Posted by Willie Mackenzie - 25th January 2019

Whales are amazing. Yet today they face a growing number of threats from us humans, from plastic pollution to climate change – so the one thing we really don’t need to be doing is killing them for profit.

Commercial whaling was stopped by an internationally agreed moratorium over 30 years ago. That has directly saved the lives of many thousands of whales, some of which were teetering on the brink of extinction when the ban started in the 1980s.

But in that last 30 years other threats have emerged too – climate change, which deprives whales of living space, or food; pollution that poisons their bodies or chokes up their stomachs; and industries that causes noise disturbance, ship strikes and entanglement.

At the same time we have also learned just how important whales are to healthy oceans, and how important healthy oceans are to the planet, and all of us. Put simply, we’ve been treating the oceans like an endless buffet and limitless dumping ground, and we need to stop. That’s why Greenpeace is working across the world to tackle destructive fishing, climate change, and ocean plastics, as well as create huge ocean sanctuaries where our awesome and essential marine life can survive and thrive.

So it’s frustrating to still have to be talking about commercial whaling.
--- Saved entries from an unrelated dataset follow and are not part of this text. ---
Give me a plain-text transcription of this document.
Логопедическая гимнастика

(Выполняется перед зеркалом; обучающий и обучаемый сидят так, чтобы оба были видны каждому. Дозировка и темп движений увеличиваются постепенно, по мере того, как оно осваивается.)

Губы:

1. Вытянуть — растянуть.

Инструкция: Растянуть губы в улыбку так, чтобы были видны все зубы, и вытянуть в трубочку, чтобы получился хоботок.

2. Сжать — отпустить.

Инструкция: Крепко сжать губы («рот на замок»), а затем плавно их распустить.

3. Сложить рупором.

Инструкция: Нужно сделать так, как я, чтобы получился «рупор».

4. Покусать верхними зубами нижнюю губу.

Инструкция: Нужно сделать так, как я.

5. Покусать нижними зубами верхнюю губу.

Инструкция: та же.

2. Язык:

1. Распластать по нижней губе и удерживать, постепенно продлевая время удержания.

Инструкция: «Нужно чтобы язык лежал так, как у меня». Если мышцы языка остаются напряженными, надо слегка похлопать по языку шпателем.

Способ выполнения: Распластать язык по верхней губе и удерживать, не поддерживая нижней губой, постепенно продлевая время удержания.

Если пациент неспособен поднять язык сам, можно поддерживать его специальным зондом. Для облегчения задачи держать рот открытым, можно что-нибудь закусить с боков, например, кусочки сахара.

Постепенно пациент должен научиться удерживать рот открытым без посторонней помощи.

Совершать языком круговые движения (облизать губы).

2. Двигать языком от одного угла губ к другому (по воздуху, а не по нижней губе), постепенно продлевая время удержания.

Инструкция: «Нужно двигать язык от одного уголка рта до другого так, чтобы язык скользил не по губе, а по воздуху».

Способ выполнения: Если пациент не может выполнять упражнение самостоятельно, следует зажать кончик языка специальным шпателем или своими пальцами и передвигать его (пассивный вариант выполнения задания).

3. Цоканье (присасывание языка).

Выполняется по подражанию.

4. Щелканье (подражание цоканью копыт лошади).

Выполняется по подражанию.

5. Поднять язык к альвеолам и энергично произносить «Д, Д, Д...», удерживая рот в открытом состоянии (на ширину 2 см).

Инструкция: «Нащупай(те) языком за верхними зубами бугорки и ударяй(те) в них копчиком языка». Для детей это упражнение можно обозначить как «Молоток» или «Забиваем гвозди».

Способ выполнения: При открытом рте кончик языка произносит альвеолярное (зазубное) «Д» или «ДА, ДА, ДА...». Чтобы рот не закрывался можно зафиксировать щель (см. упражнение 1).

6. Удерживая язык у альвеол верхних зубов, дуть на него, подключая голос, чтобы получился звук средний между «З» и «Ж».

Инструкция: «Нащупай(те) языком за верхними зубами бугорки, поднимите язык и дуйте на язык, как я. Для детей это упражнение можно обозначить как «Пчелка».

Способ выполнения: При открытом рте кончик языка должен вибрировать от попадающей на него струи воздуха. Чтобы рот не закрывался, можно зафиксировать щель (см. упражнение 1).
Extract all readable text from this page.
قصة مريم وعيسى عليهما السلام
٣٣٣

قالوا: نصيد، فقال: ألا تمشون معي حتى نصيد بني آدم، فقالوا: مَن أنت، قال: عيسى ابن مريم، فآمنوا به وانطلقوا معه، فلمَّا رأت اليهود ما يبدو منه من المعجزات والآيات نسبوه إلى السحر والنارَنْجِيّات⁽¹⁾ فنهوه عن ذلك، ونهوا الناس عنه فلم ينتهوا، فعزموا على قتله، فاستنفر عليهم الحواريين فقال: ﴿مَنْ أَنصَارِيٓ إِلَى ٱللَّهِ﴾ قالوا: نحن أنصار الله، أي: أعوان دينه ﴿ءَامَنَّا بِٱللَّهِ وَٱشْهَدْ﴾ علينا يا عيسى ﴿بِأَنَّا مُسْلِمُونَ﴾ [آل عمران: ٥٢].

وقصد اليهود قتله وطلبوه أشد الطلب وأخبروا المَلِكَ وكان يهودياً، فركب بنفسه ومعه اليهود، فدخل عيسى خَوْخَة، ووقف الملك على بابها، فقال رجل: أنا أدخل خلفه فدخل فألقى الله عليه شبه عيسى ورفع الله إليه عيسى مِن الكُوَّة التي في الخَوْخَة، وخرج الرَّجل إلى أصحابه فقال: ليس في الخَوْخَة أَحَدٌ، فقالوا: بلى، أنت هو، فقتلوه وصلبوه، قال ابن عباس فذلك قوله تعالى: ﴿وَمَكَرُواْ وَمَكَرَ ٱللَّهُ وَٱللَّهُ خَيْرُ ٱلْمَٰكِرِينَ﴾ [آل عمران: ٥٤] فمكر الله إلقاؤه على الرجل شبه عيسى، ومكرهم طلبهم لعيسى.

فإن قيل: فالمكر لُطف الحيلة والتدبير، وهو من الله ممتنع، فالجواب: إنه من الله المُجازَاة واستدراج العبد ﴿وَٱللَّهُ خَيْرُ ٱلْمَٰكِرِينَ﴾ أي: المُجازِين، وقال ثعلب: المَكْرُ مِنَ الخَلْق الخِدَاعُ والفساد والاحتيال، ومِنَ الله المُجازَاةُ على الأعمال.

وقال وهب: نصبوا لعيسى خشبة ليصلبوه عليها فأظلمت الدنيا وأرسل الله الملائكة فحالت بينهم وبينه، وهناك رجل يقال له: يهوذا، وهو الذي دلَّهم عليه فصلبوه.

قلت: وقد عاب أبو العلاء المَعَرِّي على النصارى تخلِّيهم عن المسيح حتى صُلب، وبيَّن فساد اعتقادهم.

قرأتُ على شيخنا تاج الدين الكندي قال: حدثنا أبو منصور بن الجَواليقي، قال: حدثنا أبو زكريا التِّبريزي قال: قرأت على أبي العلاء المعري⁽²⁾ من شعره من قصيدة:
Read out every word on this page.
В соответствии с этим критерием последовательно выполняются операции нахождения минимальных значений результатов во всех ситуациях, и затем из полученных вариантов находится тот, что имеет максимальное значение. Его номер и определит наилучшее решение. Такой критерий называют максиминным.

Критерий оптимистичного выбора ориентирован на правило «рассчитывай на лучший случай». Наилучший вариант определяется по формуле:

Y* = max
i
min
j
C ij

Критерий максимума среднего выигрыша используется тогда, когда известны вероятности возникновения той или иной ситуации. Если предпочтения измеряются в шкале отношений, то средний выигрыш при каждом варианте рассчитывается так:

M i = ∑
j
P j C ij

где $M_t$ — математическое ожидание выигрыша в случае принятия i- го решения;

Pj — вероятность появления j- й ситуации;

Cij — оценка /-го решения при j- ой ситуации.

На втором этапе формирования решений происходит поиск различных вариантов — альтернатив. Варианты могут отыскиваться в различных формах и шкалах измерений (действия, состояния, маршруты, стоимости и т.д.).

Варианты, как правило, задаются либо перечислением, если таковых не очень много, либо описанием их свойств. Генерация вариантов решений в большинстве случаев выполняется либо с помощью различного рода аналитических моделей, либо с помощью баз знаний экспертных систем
On December 26th 2018, the Government of Japan made an announcement: it was to leave the International Whaling Commission, stop its ‘research’ whaling in the Southern Ocean, and restart commercial whaling in its own seas.

Commercial whaling belongs in the past, as already it does for almost every nation on Earth, including the UK. There’s simply no need for it in the modern world, and it’s the one threat to whales we can, and should, stop immediately.

Greenpeace is against commercial whaling, and always has been – it has only ever led to the overexploitation of these animals at the expense of our oceans.

We work closely with other organisations in the UK and across the world to try and make sure whales are valued more alive than dead. So we are glad to see continued strong opposition from the UK government, and the EU to the announcement from the Government of Japan.

And we’re glad to see peaceful demonstrations from the UK to the Japanese Government to let them know how we feel. That’s why we are encouraging people to sign up here to send a message to the Japanese Embassy in the UK.

Now is not the time to walk away from international efforts on conserving our oceans for generations to come, it’s the time to work together to protect them.